Kesenian wayang kulit yang awalnya berisi kisah-kisah Hindu, diganti oleh Sunan Kalijaga menjadi kisah-kisah yang berisi ajaran Islam. Contohnya yaitu Wayang sadat, dan Jamus Kalimasada, sebagaimana yang dijelaskan oleh Siti Wahidoh dalam Buku Intisari Sejarah Kebudayaan Islam.
Sunan Kalijaga menggunakan metode dakwah kultural, yaitu menyebarkan Islam dengan cara memadukan ajaran Islam dengan kebudayaan Jawa yang sudah ada. Pendekatan ini dilakukan dengan cara yang halus dan tidak memaksa, sehingga lebih mudah diterima oleh masyarakat.
- Sunan Muria
Sunan Muria merupakan Ulama yang termasuk dalam anggota dewan Wali Songo. Nama lahirnya adalah Sayyid Umar Said. Ia adalah putra Sunan Kalijaga dengan Sayyidah Dewi Saroh binti Sayyid Ishaq Tamsyi.
Nama Sunan Muria sendiri diperkirakan berasal dari nama gunung (Gunung Muria), yang terletak di sebelah utara kota Kudus, Jawa Tengah, tempat Sunan Muria dimakamkan. Sunan Muria wafat pada tahun 1560 M.
Di dalam tradisi penulisan tembang, Sunan Muria dianggap sebagai pencipta tembang-tembang cilik (sekar alit) jenis Sinom dan Kinanthi.
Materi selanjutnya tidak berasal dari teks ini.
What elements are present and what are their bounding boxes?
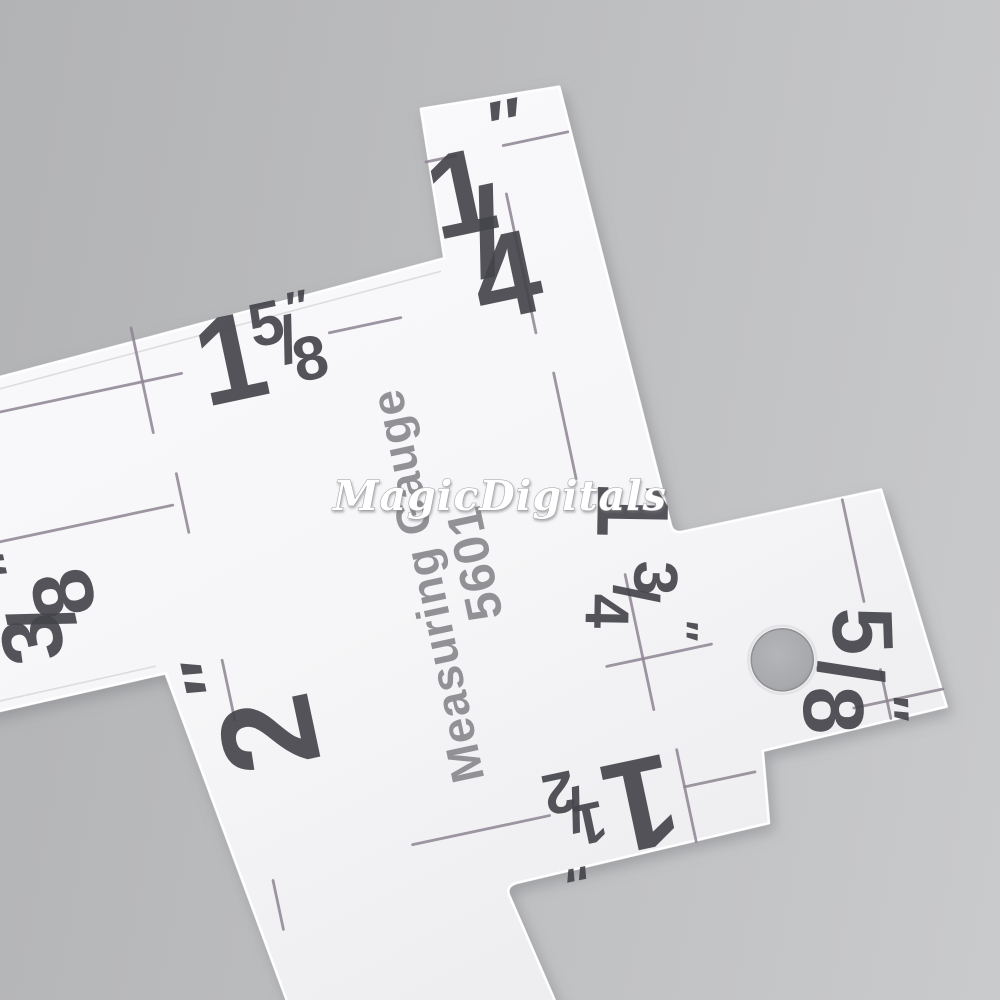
label-five-eighths-numerator: 5 <box>813 605 911 656</box>
label-one-three-quarters-denominator: 4 <box>572 593 642 629</box>
watermark: MagicDigitals <box>331 472 667 520</box>
label-one-three-quarters-inch-mark: ″ <box>657 617 706 641</box>
label-five-eighths-inch-mark: ″ <box>857 692 921 723</box>
product-photo-measuring-gauge: 1 / 4 ″ 1 5 / 8 ″ 3 / 8 ″ 2 ″ 1 3 <box>0 0 1000 1000</box>
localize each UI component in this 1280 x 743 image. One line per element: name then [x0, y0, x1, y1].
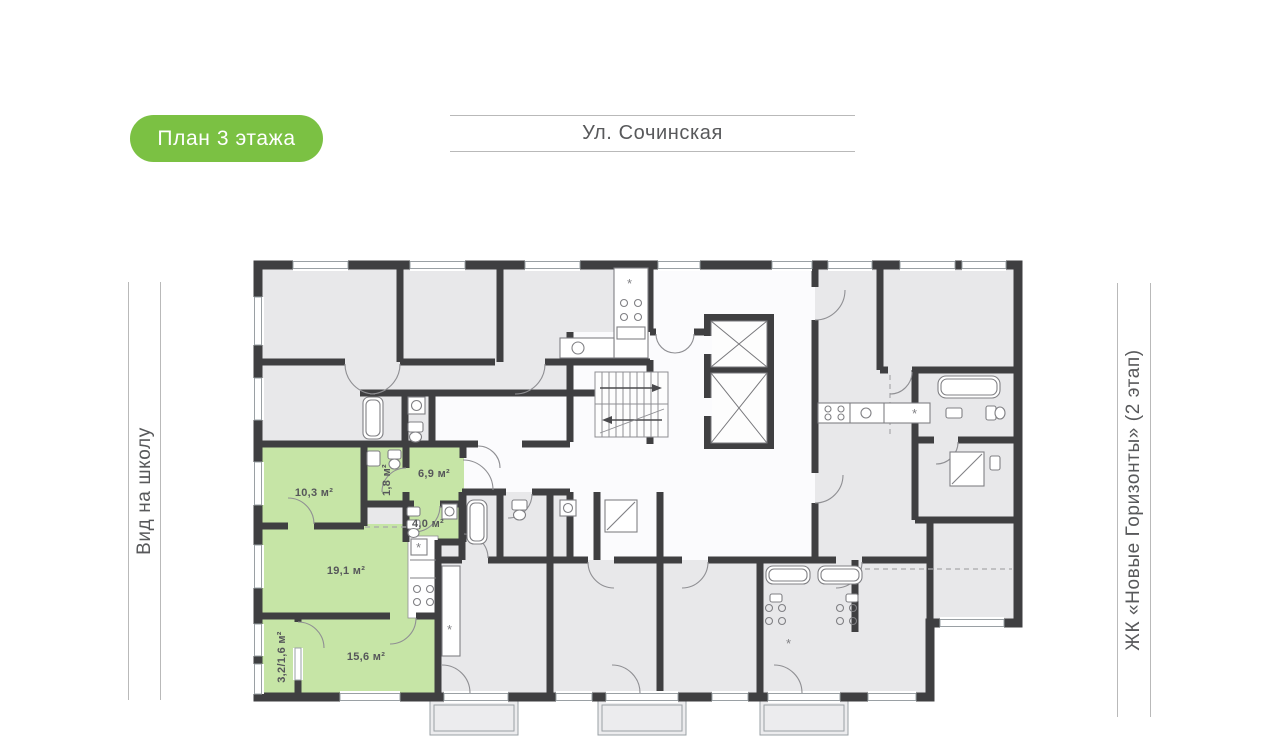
window-icon	[252, 297, 264, 345]
bathtub-icon	[467, 500, 487, 544]
window-icon	[768, 691, 840, 703]
fridge-icon: *	[447, 622, 452, 637]
washer-icon	[408, 397, 425, 414]
window-icon	[444, 691, 508, 703]
room-area-label: 15,6 м²	[347, 651, 385, 663]
window-icon	[658, 259, 700, 271]
window-icon	[525, 259, 580, 271]
window-icon	[772, 259, 812, 271]
window-icon	[556, 691, 592, 703]
room-area-label: 1,8 м²	[381, 464, 393, 496]
room-area-label: 6,9 м²	[418, 468, 450, 480]
window-icon	[293, 648, 303, 680]
window-icon	[340, 691, 400, 703]
fridge-icon: *	[627, 276, 632, 291]
bathtub-icon	[363, 397, 383, 439]
sink-icon	[407, 507, 420, 516]
fridge-icon: *	[786, 636, 791, 651]
window-icon	[252, 624, 264, 656]
window-icon	[252, 462, 264, 505]
window-icon	[252, 378, 264, 420]
toilet-icon	[408, 422, 423, 442]
sink-icon	[946, 408, 962, 418]
bathtub-icon	[766, 566, 810, 584]
room-area-label: 3,2/1,6 м²	[276, 631, 288, 683]
window-icon	[410, 259, 465, 271]
toilet-icon	[986, 406, 1005, 420]
elevator-shaft	[704, 314, 774, 449]
stairs-icon	[595, 372, 668, 437]
bathtub-icon	[938, 376, 1000, 398]
bathtub-icon	[818, 566, 862, 584]
window-icon	[252, 664, 264, 694]
room-area-label: 4,0 м²	[412, 518, 444, 530]
fridge-icon: *	[912, 406, 917, 421]
washer-icon	[442, 504, 457, 519]
shower-icon	[605, 500, 637, 532]
sink-icon	[367, 451, 380, 466]
fridge-icon: *	[416, 540, 421, 555]
shower-icon	[950, 452, 984, 486]
window-icon	[868, 691, 916, 703]
kitchen-counter	[442, 566, 460, 656]
window-icon	[293, 259, 348, 271]
balconies	[430, 701, 848, 735]
toilet-icon	[512, 500, 527, 520]
window-icon	[252, 545, 264, 588]
window-icon	[962, 259, 1006, 271]
floor-plan-canvas: * * * * * 10,3 м² 1,8 м² 6,9 м² 4,0 м² 1…	[0, 0, 1280, 743]
window-icon	[940, 617, 1004, 629]
window-icon	[828, 259, 872, 271]
room-area-label: 10,3 м²	[295, 487, 333, 499]
window-icon	[900, 259, 955, 271]
floor-plan-page: План 3 этажа Ул. Сочинская Вид на школу …	[0, 0, 1280, 743]
washer-icon	[560, 500, 576, 516]
room-area-label: 19,1 м²	[327, 565, 365, 577]
toilet-icon	[990, 456, 1000, 470]
window-icon	[606, 691, 678, 703]
window-icon	[712, 691, 748, 703]
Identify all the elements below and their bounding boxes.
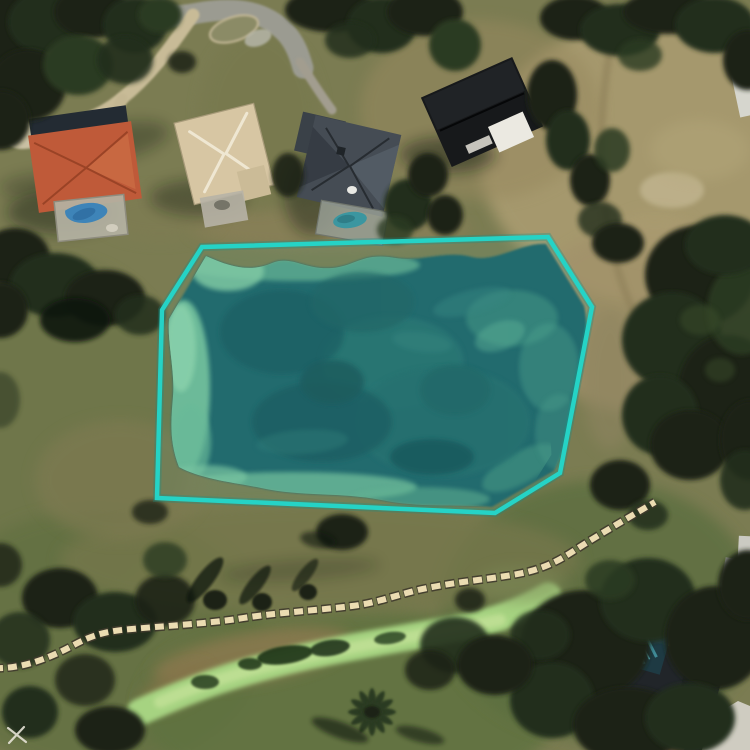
terrain-shape	[252, 593, 272, 611]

Sunan Muria menggunakan pendekatan budaya dalam berdakwah, termasuk memanfaatkan kesenian Jawa seperti gamelan, wayang, dan tembang macapat, khususnya Sinom dan Kinanthi. Ia juga berinteraksi langsung dengan masyarakat pedesaan dan petani, mengajarkan keterampilan bercocok tanam, berdagang, dan kesenian. Sunan Muria juga dikenal dengan metode “topo ngeli”, yaitu berbaur dengan kehidupan masyarakat untuk berdakwah.
- Sunan Gunung Jati
Sunan Gunung Jati atau lebih dikenal sebagai Sayyid Al-Kamil adalah salah seorang dari Walisongo, ia dilahirkan Tahun 1448 Masehi dari pasangan Syarif Abdullah Umdatuddin Sultan Pertama Kesultanan Champa dan Syarifah Mudaim (Nyai Rara Santang), putri dari Sri Baduga Maharaja (Prabu Siliwangi) dari Kerajaan Padjajaran.
Beliau dinobatkan menjadi Tumenggung Cirebon ke-2 pada tahun 1479 dengan gelar Maulana Jati. Beliau juga menikahi seorang Syarifah bernama Nyai Ageng Tepasari (putri dari Ki Gede Tepasan/ Arya Jaka Semprung yang merupakan Keturunan Brawijaya V yang menurunkan sultan-sultan Cirebon. Dari pernikahan tersebut maka Sayyid Al-Kamil mendapat sebutan Syarif Hidayatullah.
Sunan Gunung Jati menggunakan berbagai metode dakwah, termasuk pendekatan kultural dengan menghormati budaya lokal, serta pendekatan struktural. Ia juga menekankan toleransi dan berdakwah melalui seni, seperti gamelan dan wayang, serta melalui pernikahan untuk mempererat hubungan sosial dan menyebarkan ajaran Islam secara persuasif.
وَاللَّهُ أَعْلَمُ بِالصَّوَابِ
“Wallahu a’lam bishawab”
“Dan Allah Maha Mengetahui (kebenaran yang) sesungguhnya”.